In today’s culture, when we encounter anything unconvincing, incomprehensible, illogical, or beyond the control of man, we place it in a catchall zone called “belief.” We allocate “believing” to anything outside the natural world, from UFOs to gods.
But we also find “belief” on the other side of life, when we come to our own end. When we hit rock bottom, and all doors seem to slam shut. We then move into the paradigm of “believing” out of desperation for our own lives. Losing hope makes us consider the alternatives, when we have nothing left to look to. When there is a great burden or need, but nothing tangible to grab of, we are forced to reconsider the supernatural. When our bank accounts, credit cards, careers, clothes and cars don’t bring the answer, “belief” is suddenly back on the table.

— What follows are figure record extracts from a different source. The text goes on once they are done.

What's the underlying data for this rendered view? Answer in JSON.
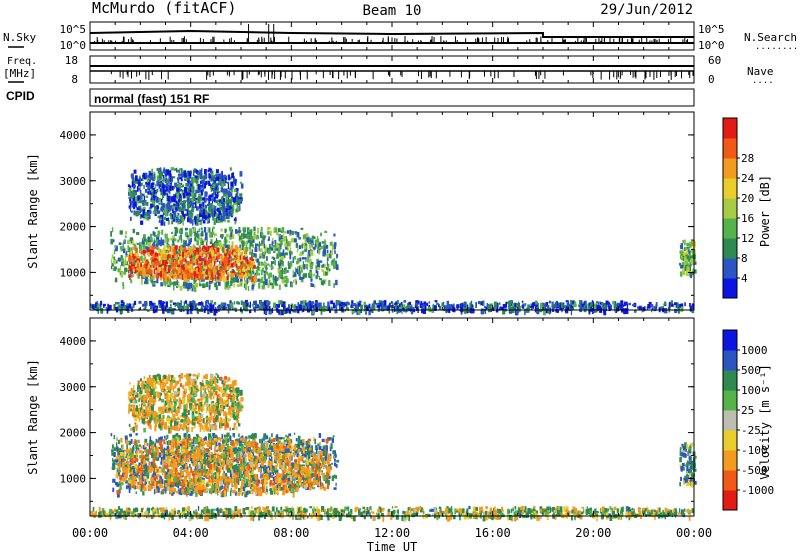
{
  "header": {
    "station": "McMurdo (fitACF)",
    "beam": "Beam 10",
    "date": "29/Jun/2012"
  },
  "panel_sky": {
    "left_label": "N.Sky",
    "right_label": "N.Search",
    "dots": "........",
    "tick_hi": "10^5",
    "tick_lo": "10^0"
  },
  "panel_freq": {
    "left_label_1": "Freq.",
    "left_label_2": "[MHz]",
    "tick_hi": "18",
    "tick_lo": "8",
    "right_label": "Nave",
    "dots": "....",
    "rtick_hi": "60",
    "rtick_lo": "0"
  },
  "cpid": {
    "label": "CPID",
    "mode": "normal (fast) 151 RF"
  },
  "axes": {
    "ylabel": "Slant Range [km]",
    "xlabel": "Time UT",
    "y_ticks": [
      "1000",
      "2000",
      "3000",
      "4000"
    ],
    "x_ticks": [
      "00:00",
      "04:00",
      "08:00",
      "12:00",
      "16:00",
      "20:00",
      "00:00"
    ]
  },
  "colorbar_power": {
    "label": "Power [dB]",
    "colors": [
      "#0b14e0",
      "#2c55c4",
      "#2e8a4e",
      "#56b24a",
      "#a6cc46",
      "#e9cd2a",
      "#f29b1f",
      "#f15a16",
      "#e21b14"
    ],
    "ticks": [
      "4",
      "8",
      "12",
      "16",
      "20",
      "24",
      "28"
    ]
  },
  "colorbar_velocity": {
    "label": "Velocity [m s⁻¹]",
    "colors": [
      "#e21b14",
      "#f15a16",
      "#f29b1f",
      "#e9cd2a",
      "#bdbdb0",
      "#56b24a",
      "#2e8a4e",
      "#2c55c4",
      "#0b14e0"
    ],
    "ticks": [
      "-1000",
      "-500",
      "-100",
      "-25",
      "25",
      "100",
      "500",
      "1000"
    ]
  },
  "chart_data": [
    {
      "type": "heatmap",
      "title": "Power",
      "ylabel": "Slant Range [km]",
      "xlabel": "Time UT",
      "x_range_hours": [
        0,
        24
      ],
      "y_range_km": [
        180,
        4500
      ],
      "colorbar_ticks_db": [
        4,
        8,
        12,
        16,
        20,
        24,
        28
      ],
      "echo_regions": [
        {
          "t_start": 0.8,
          "t_end": 9.8,
          "range_km": [
            700,
            2000
          ],
          "level_db": 10
        },
        {
          "t_start": 1.5,
          "t_end": 6.5,
          "range_km": [
            900,
            1600
          ],
          "level_db": 24
        },
        {
          "t_start": 1.5,
          "t_end": 6.0,
          "range_km": [
            2100,
            3300
          ],
          "level_db": 6
        },
        {
          "t_start": 0.0,
          "t_end": 24.0,
          "range_km": [
            180,
            400
          ],
          "level_db": 5
        },
        {
          "t_start": 23.4,
          "t_end": 24.0,
          "range_km": [
            900,
            1800
          ],
          "level_db": 12
        }
      ]
    },
    {
      "type": "heatmap",
      "title": "Velocity",
      "ylabel": "Slant Range [km]",
      "xlabel": "Time UT",
      "x_range_hours": [
        0,
        24
      ],
      "y_range_km": [
        180,
        4500
      ],
      "colorbar_ticks_ms": [
        -1000,
        -500,
        -100,
        -25,
        25,
        100,
        500,
        1000
      ],
      "echo_regions": [
        {
          "t_start": 0.8,
          "t_end": 9.8,
          "range_km": [
            700,
            2000
          ],
          "velocity_ms": 300
        },
        {
          "t_start": 1.0,
          "t_end": 9.5,
          "range_km": [
            700,
            1900
          ],
          "velocity_ms": -150
        },
        {
          "t_start": 1.5,
          "t_end": 6.0,
          "range_km": [
            2100,
            3300
          ],
          "velocity_ms": -80
        },
        {
          "t_start": 0.0,
          "t_end": 24.0,
          "range_km": [
            180,
            400
          ],
          "velocity_ms": 60
        },
        {
          "t_start": 23.4,
          "t_end": 24.0,
          "range_km": [
            900,
            1800
          ],
          "velocity_ms": 200
        }
      ]
    }
  ]
}
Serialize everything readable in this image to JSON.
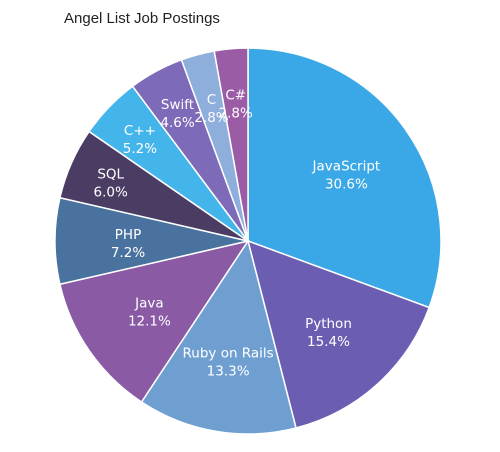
{
  "chart_data": {
    "type": "pie",
    "title": "Angel List Job Postings",
    "start_angle_deg": 0,
    "direction": "clockwise",
    "slices": [
      {
        "label": "JavaScript",
        "value": 30.6,
        "value_text": "30.6%",
        "color": "#3aa8e6"
      },
      {
        "label": "Python",
        "value": 15.4,
        "value_text": "15.4%",
        "color": "#6b5eb2"
      },
      {
        "label": "Ruby on Rails",
        "value": 13.3,
        "value_text": "13.3%",
        "color": "#6f9fd1"
      },
      {
        "label": "Java",
        "value": 12.1,
        "value_text": "12.1%",
        "color": "#8a5aa5"
      },
      {
        "label": "PHP",
        "value": 7.2,
        "value_text": "7.2%",
        "color": "#49739e"
      },
      {
        "label": "SQL",
        "value": 6.0,
        "value_text": "6.0%",
        "color": "#4b3c64"
      },
      {
        "label": "C++",
        "value": 5.2,
        "value_text": "5.2%",
        "color": "#43b5ea"
      },
      {
        "label": "Swift",
        "value": 4.6,
        "value_text": "4.6%",
        "color": "#7d6ab8"
      },
      {
        "label": "C",
        "value": 2.8,
        "value_text": "2.8%",
        "color": "#8eaedb"
      },
      {
        "label": "C#",
        "value": 2.8,
        "value_text": "2.8%",
        "color": "#9b5ca6"
      }
    ]
  }
}
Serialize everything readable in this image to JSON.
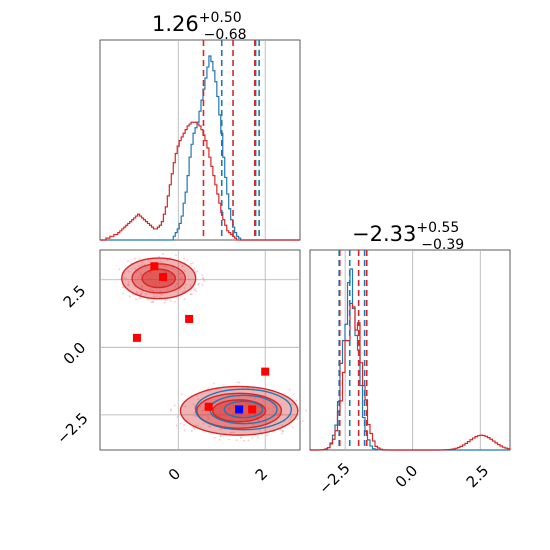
{
  "chart_data": [
    {
      "type": "histogram",
      "panel": "top-left",
      "title": {
        "main": "1.26",
        "sup": "+0.50",
        "sub": "−0.68"
      },
      "xlim": [
        -1.8,
        2.8
      ],
      "grid": true,
      "series": [
        {
          "color": "#1f77b4",
          "bin_edges": [
            -1.8,
            2.8
          ],
          "heights": [
            0,
            0,
            0,
            0,
            0,
            0,
            0,
            0,
            0,
            0,
            0,
            0,
            0,
            0,
            0,
            0,
            0,
            0,
            0,
            0,
            0,
            0,
            0,
            0,
            0,
            0,
            0,
            0,
            0,
            0,
            0,
            0,
            0,
            0,
            0,
            0,
            0,
            0.02,
            0.04,
            0.06,
            0.09,
            0.13,
            0.2,
            0.26,
            0.35,
            0.45,
            0.52,
            0.58,
            0.61,
            0.64,
            0.7,
            0.76,
            0.82,
            0.88,
            0.94,
            1.0,
            0.97,
            0.92,
            0.86,
            0.78,
            0.68,
            0.58,
            0.45,
            0.34,
            0.25,
            0.17,
            0.11,
            0.07,
            0.04,
            0.02,
            0.01,
            0,
            0,
            0,
            0,
            0,
            0,
            0,
            0,
            0,
            0,
            0,
            0,
            0,
            0,
            0,
            0,
            0,
            0,
            0,
            0,
            0,
            0,
            0,
            0,
            0,
            0,
            0,
            0,
            0,
            0
          ],
          "quantile_lines": [
            1.0,
            1.78,
            1.86
          ]
        },
        {
          "color": "#d62728",
          "bin_edges": [
            -1.8,
            2.8
          ],
          "heights": [
            0,
            0,
            0,
            0.01,
            0.01,
            0.02,
            0.02,
            0.03,
            0.03,
            0.04,
            0.05,
            0.06,
            0.07,
            0.08,
            0.09,
            0.1,
            0.11,
            0.12,
            0.13,
            0.14,
            0.13,
            0.12,
            0.11,
            0.1,
            0.09,
            0.08,
            0.07,
            0.06,
            0.06,
            0.07,
            0.08,
            0.1,
            0.14,
            0.18,
            0.24,
            0.3,
            0.36,
            0.42,
            0.47,
            0.51,
            0.54,
            0.56,
            0.58,
            0.6,
            0.62,
            0.63,
            0.64,
            0.64,
            0.64,
            0.63,
            0.62,
            0.6,
            0.57,
            0.54,
            0.5,
            0.45,
            0.4,
            0.35,
            0.3,
            0.25,
            0.2,
            0.15,
            0.11,
            0.08,
            0.05,
            0.04,
            0.03,
            0.02,
            0.01,
            0,
            0,
            0,
            0,
            0,
            0,
            0,
            0,
            0,
            0,
            0,
            0,
            0,
            0,
            0,
            0,
            0,
            0,
            0,
            0,
            0,
            0,
            0,
            0,
            0,
            0,
            0,
            0,
            0,
            0,
            0,
            0
          ],
          "quantile_lines": [
            0.58,
            1.26,
            1.76
          ]
        }
      ]
    },
    {
      "type": "scatter_contour",
      "panel": "bottom-left",
      "xlim": [
        -1.8,
        2.8
      ],
      "ylim": [
        -3.8,
        3.6
      ],
      "xticks": [
        "0",
        "2"
      ],
      "yticks": [
        "2.5",
        "0.0",
        "−2.5"
      ],
      "grid": true,
      "red_markers": [
        {
          "x": -0.55,
          "y": 3.0
        },
        {
          "x": -0.35,
          "y": 2.6
        },
        {
          "x": 0.25,
          "y": 1.05
        },
        {
          "x": -0.95,
          "y": 0.35
        },
        {
          "x": 2.0,
          "y": -0.9
        },
        {
          "x": 0.7,
          "y": -2.2
        },
        {
          "x": 1.7,
          "y": -2.3
        }
      ],
      "blue_marker": {
        "x": 1.4,
        "y": -2.3
      },
      "red_contours": [
        {
          "center": [
            -0.45,
            2.55
          ],
          "rx": 0.85,
          "ry": 0.75
        },
        {
          "center": [
            1.4,
            -2.35
          ],
          "rx": 1.35,
          "ry": 0.9
        }
      ],
      "blue_contours": [
        {
          "center": [
            1.5,
            -2.3
          ],
          "rx": 1.1,
          "ry": 0.75
        }
      ]
    },
    {
      "type": "histogram",
      "panel": "bottom-right",
      "title": {
        "main": "−2.33",
        "sup": "+0.55",
        "sub": "−0.39"
      },
      "xlim": [
        -3.8,
        3.6
      ],
      "xticks": [
        "−2.5",
        "0.0",
        "2.5"
      ],
      "grid": true,
      "series": [
        {
          "color": "#1f77b4",
          "quantile_lines": [
            -2.72,
            -2.33,
            -1.78
          ]
        },
        {
          "color": "#d62728",
          "quantile_lines": [
            -2.7,
            -2.0,
            -1.7
          ]
        }
      ]
    }
  ]
}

The Oxford Dictionary defines belief as “an acceptance that something exists or is true, especially without proof.” Merriam-Webster defines belief as “conviction of the truth of some statement, or the reality of some being or phenomenon, especially when based on examination of evidence.”
So how can the same word seem to have opposite meanings from opposite ends of the spectrum? Is belief itself a contradiction? 21st-century Christianity is dominated by the Oxford Dictionary’s explanation of belief. It becomes just another hopeless and helpless leap in the dark, like all the other religions of the world, competing with Allah, Ram, Buddha and various New Age philosophies. Unfortunately, the only Christian differentiator today is that I believe in the right God, and you believe in the wrong one.

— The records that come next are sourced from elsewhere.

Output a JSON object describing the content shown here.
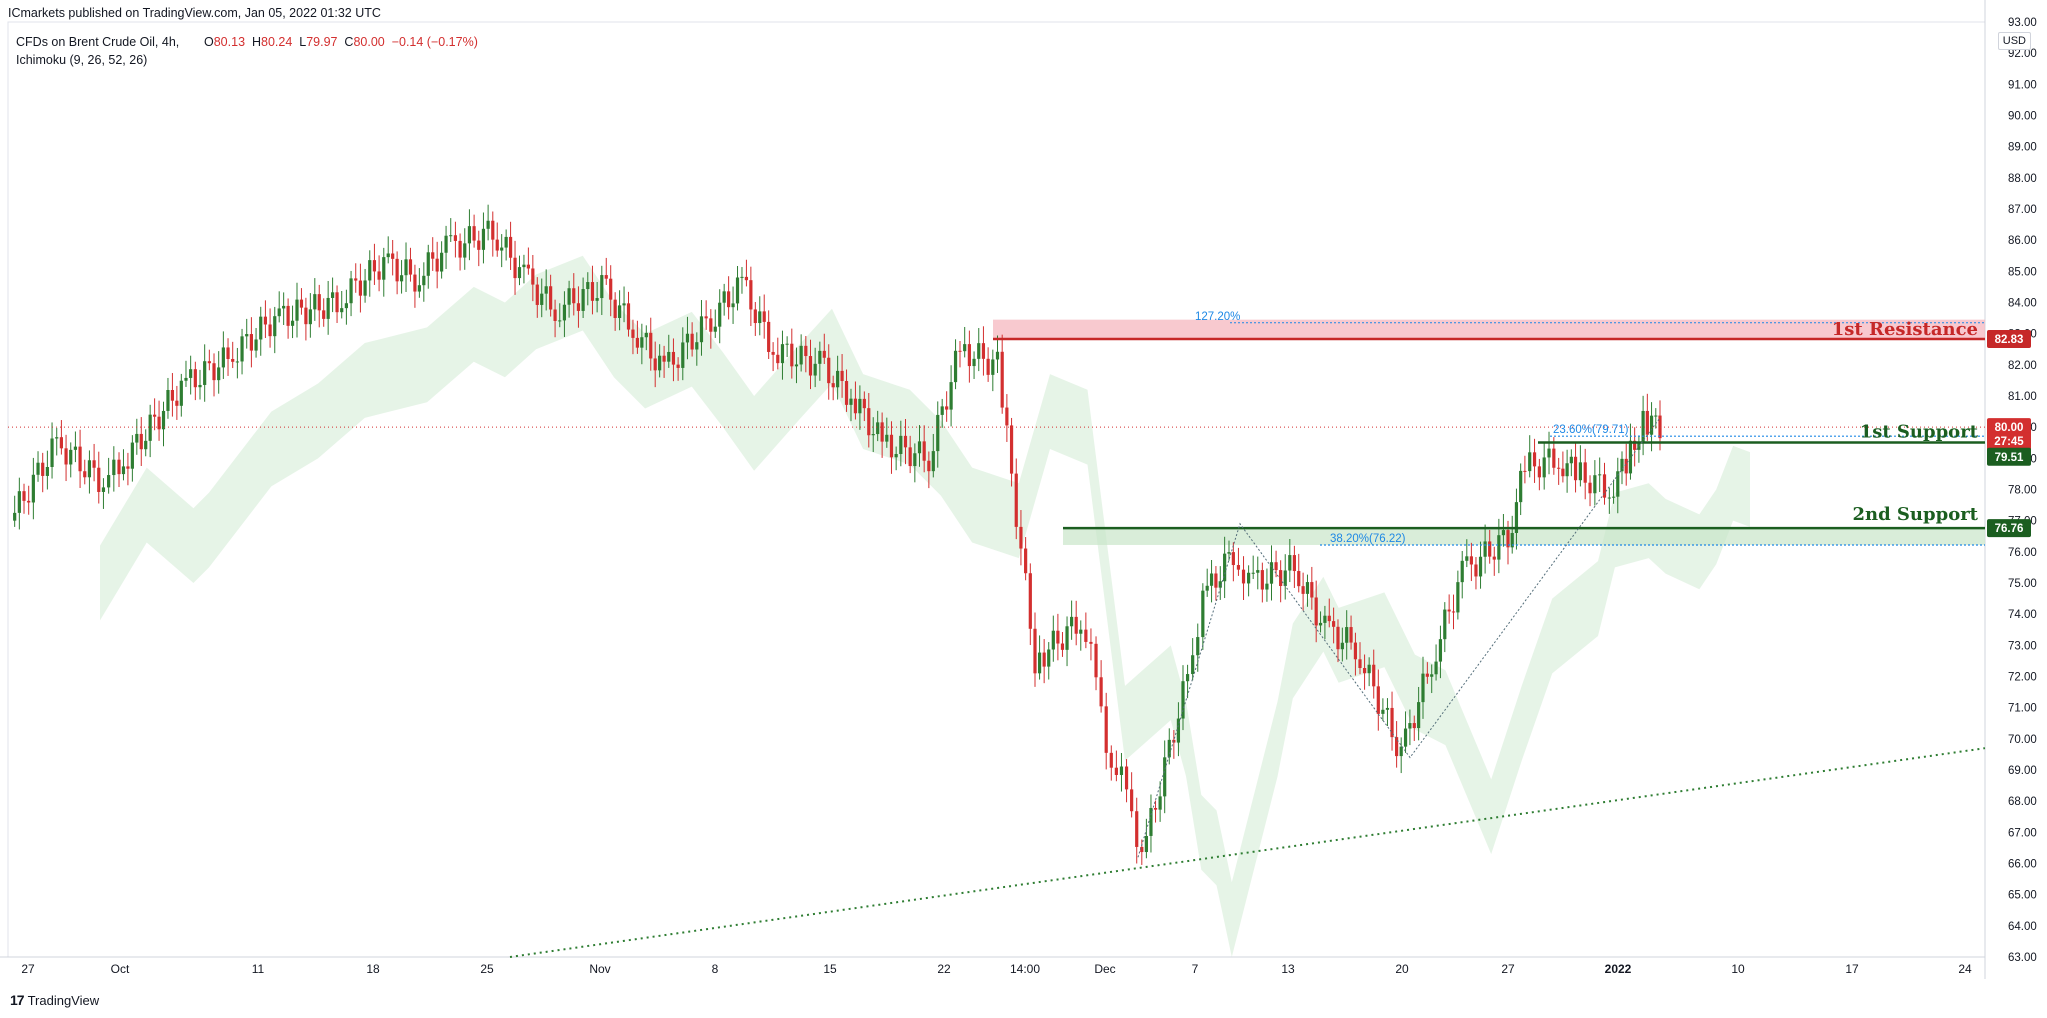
{
  "header": {
    "published_by": "ICmarkets published on TradingView.com, Jan 05, 2022 01:32 UTC",
    "symbol": "CFDs on Brent Crude Oil, 4h,",
    "indicator": "Ichimoku (9, 26, 52, 26)",
    "ohlc": {
      "o_label": "O",
      "o": "80.13",
      "h_label": "H",
      "h": "80.24",
      "l_label": "L",
      "l": "79.97",
      "c_label": "C",
      "c": "80.00",
      "change": "−0.14 (−0.17%)"
    }
  },
  "footer": {
    "logo_mark": "17",
    "logo_text": "TradingView"
  },
  "currency": "USD",
  "colors": {
    "bull": "#2e7d32",
    "bear": "#d32f2f",
    "resistance": "#c62828",
    "support": "#1b5e20",
    "fib": "#1e88e5",
    "trendline": "#2e7d32"
  },
  "chart_data": {
    "type": "candlestick",
    "title": "CFDs on Brent Crude Oil, 4h",
    "ylim": [
      63,
      93
    ],
    "y_ticks": [
      "63.00",
      "64.00",
      "65.00",
      "66.00",
      "67.00",
      "68.00",
      "69.00",
      "70.00",
      "71.00",
      "72.00",
      "73.00",
      "74.00",
      "75.00",
      "76.00",
      "77.00",
      "78.00",
      "79.00",
      "80.00",
      "81.00",
      "82.00",
      "83.00",
      "84.00",
      "85.00",
      "86.00",
      "87.00",
      "88.00",
      "89.00",
      "90.00",
      "91.00",
      "92.00",
      "93.00"
    ],
    "x_ticks": [
      "27",
      "Oct",
      "11",
      "18",
      "25",
      "Nov",
      "8",
      "15",
      "22",
      "14:00",
      "Dec",
      "7",
      "13",
      "20",
      "27",
      "2022",
      "10",
      "17",
      "24"
    ],
    "price_path": [
      [
        "Sep 24",
        77.0
      ],
      [
        "Sep 27",
        79.5
      ],
      [
        "Sep 30",
        78.2
      ],
      [
        "Oct 1",
        78.7
      ],
      [
        "Oct 5",
        81.3
      ],
      [
        "Oct 8",
        82.2
      ],
      [
        "Oct 11",
        83.5
      ],
      [
        "Oct 15",
        84.0
      ],
      [
        "Oct 18",
        85.3
      ],
      [
        "Oct 20",
        84.8
      ],
      [
        "Oct 22",
        85.7
      ],
      [
        "Oct 25",
        86.3
      ],
      [
        "Oct 27",
        84.8
      ],
      [
        "Oct 29",
        83.8
      ],
      [
        "Nov 1",
        84.5
      ],
      [
        "Nov 3",
        83.2
      ],
      [
        "Nov 5",
        81.8
      ],
      [
        "Nov 8",
        83.5
      ],
      [
        "Nov 10",
        84.6
      ],
      [
        "Nov 12",
        82.5
      ],
      [
        "Nov 15",
        82.0
      ],
      [
        "Nov 17",
        81.0
      ],
      [
        "Nov 19",
        79.5
      ],
      [
        "Nov 22",
        79.0
      ],
      [
        "Nov 24",
        82.5
      ],
      [
        "Nov 25",
        82.0
      ],
      [
        "Nov 26",
        72.5
      ],
      [
        "Nov 29",
        73.8
      ],
      [
        "Nov 30",
        72.0
      ],
      [
        "Dec 1",
        69.0
      ],
      [
        "Dec 2",
        68.5
      ],
      [
        "Dec 3",
        66.2
      ],
      [
        "Dec 6",
        72.0
      ],
      [
        "Dec 7",
        74.5
      ],
      [
        "Dec 9",
        76.0
      ],
      [
        "Dec 10",
        75.0
      ],
      [
        "Dec 13",
        75.5
      ],
      [
        "Dec 15",
        73.5
      ],
      [
        "Dec 17",
        73.0
      ],
      [
        "Dec 20",
        69.5
      ],
      [
        "Dec 22",
        72.5
      ],
      [
        "Dec 24",
        75.3
      ],
      [
        "Dec 27",
        76.5
      ],
      [
        "Dec 28",
        78.7
      ],
      [
        "Dec 30",
        79.0
      ],
      [
        "Dec 31",
        78.5
      ],
      [
        "Jan 2",
        78.0
      ],
      [
        "Jan 3",
        78.8
      ],
      [
        "Jan 4",
        80.2
      ],
      [
        "Jan 5",
        80.0
      ]
    ],
    "levels": [
      {
        "label": "1st Resistance",
        "price": "82.83",
        "kind": "resistance"
      },
      {
        "label": "1st Support",
        "price": "79.51",
        "kind": "support"
      },
      {
        "label": "2nd Support",
        "price": "76.76",
        "kind": "support"
      }
    ],
    "fib_labels": [
      {
        "text": "127.20%",
        "price": 83.35
      },
      {
        "text": "23.60%(79.71)",
        "price": 79.71
      },
      {
        "text": "38.20%(76.22)",
        "price": 76.22
      }
    ],
    "price_tags": [
      {
        "text": "82.83",
        "price": 82.83,
        "color": "#c62828"
      },
      {
        "text": "80.00",
        "price": 80.0,
        "color": "#d32f2f"
      },
      {
        "text": "27:45",
        "price": 79.55,
        "color": "#d32f2f"
      },
      {
        "text": "79.51",
        "price": 79.05,
        "color": "#1b5e20"
      },
      {
        "text": "76.76",
        "price": 76.76,
        "color": "#1b5e20"
      }
    ],
    "current_price": 80.0
  }
}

In response to the above conflicting understanding of belief, we feel the need to bring credibility to our belief by generating evidence according to what we do, and religious behavior becomes a personal affirmation, assurance and reinforcement of belief. We go to the temple, the mosque, and the church to affirm and assure, giving evidence to ourselves of our stated belief. Behavior and actions become the evidence of belief. The more we do, the more the actions affirm our belief. The more we do, the more it provides evidence of our belief, both to others and to ourselves. We do religious deeds to provide proof to others and ourselves that we have faith.
The evidence of Christianity is relegated to simple belief in Jesus and displaying Jesus-like behavior. “Believe in Jesus and behave like Jesus” is an unending cycle of hopelessness that we have come to understand, practice and preach as Christianity in the 21st-century. So we keep trying to add to and aid our unbelief with more behavior. We are asked to give more, attend more, go to missions trips more, preach more, pray more, convert more—and the list goes on—all to assure ourselves. Beyond a point, we are unable to cope with the internal pressure of trying to keep up. We are burnt out. We become hypocritical. We compromise. We fake…
So what is the evidence and proof of the faith that Jesus asks His followers to have? Is Jesus in the business of behavioral rehab? If believing in Jesus does not uniquely qualify my faith, then what is the differentiator of Jesus? If what I do and feel emotionally does not uniquely qualify my faith, then what is the differentiator that Jesus came to establish? What sets following Jesus apart from following any other religious leaders and philosophies of the world?
Something happens in us when we repent and believe in Jesus. It is this something that no other religion or philosophy or style of living can offer. This something is non-circumstantial and does not depend on locations. There is internal evidence that is produced, which becomes an inner constant in the midst of external and emotional variables. This evidence is experienced through a process called transformation of the mind. This is where we cognitively experience the supernatural in the natural and it becomes the new normal.
“New Creation” is not a belief, but a literal re-birth of a new nature within us as a consequence of belief. We become aware of the Person called Jesus, because we partake in His divine nature. The cross not only imputes righteousness but imparts righteousness. This is not an intellectual understanding of Jesus, this is not an emotional experiencing of Jesus, but a transformational becoming like Jesus. This is where the Vine and branch live in intimacy. This is where the sheep hear the Shepherd’s voice. This is where communion between God and man happens with cognitive recognition. This is where we know and experience what we have believed! This is where the Spirit testifies to our spirit that we are children of God; the identity we all long to experience with the grip and embrace of the Father inside of us. This is the “substance of what we hope for,” the “conviction/evidence of things unseen.” This is biblical faith.
Internal evidence of the invisible is the foundation of our external expression of it. If there is no internal evidence, there can be no external expression. Hebrews Hall of Famers had an internal evidence of God that got them to do what they did.
What we do becomes a consequence of who we become. We love because we become love through experiencing it ourselves. We draw from the supernatural, and it flows into the natural. We receive, so we give. Belief leads to the incredible co-habitation of God in man, with the mind of man being able to consistently draw from the spiritual, irrespective of any external situation or circumstances. It is experienced through a process called transformation of the mind. This transformational inner-awareness/perception of God is the evidence in Christianity.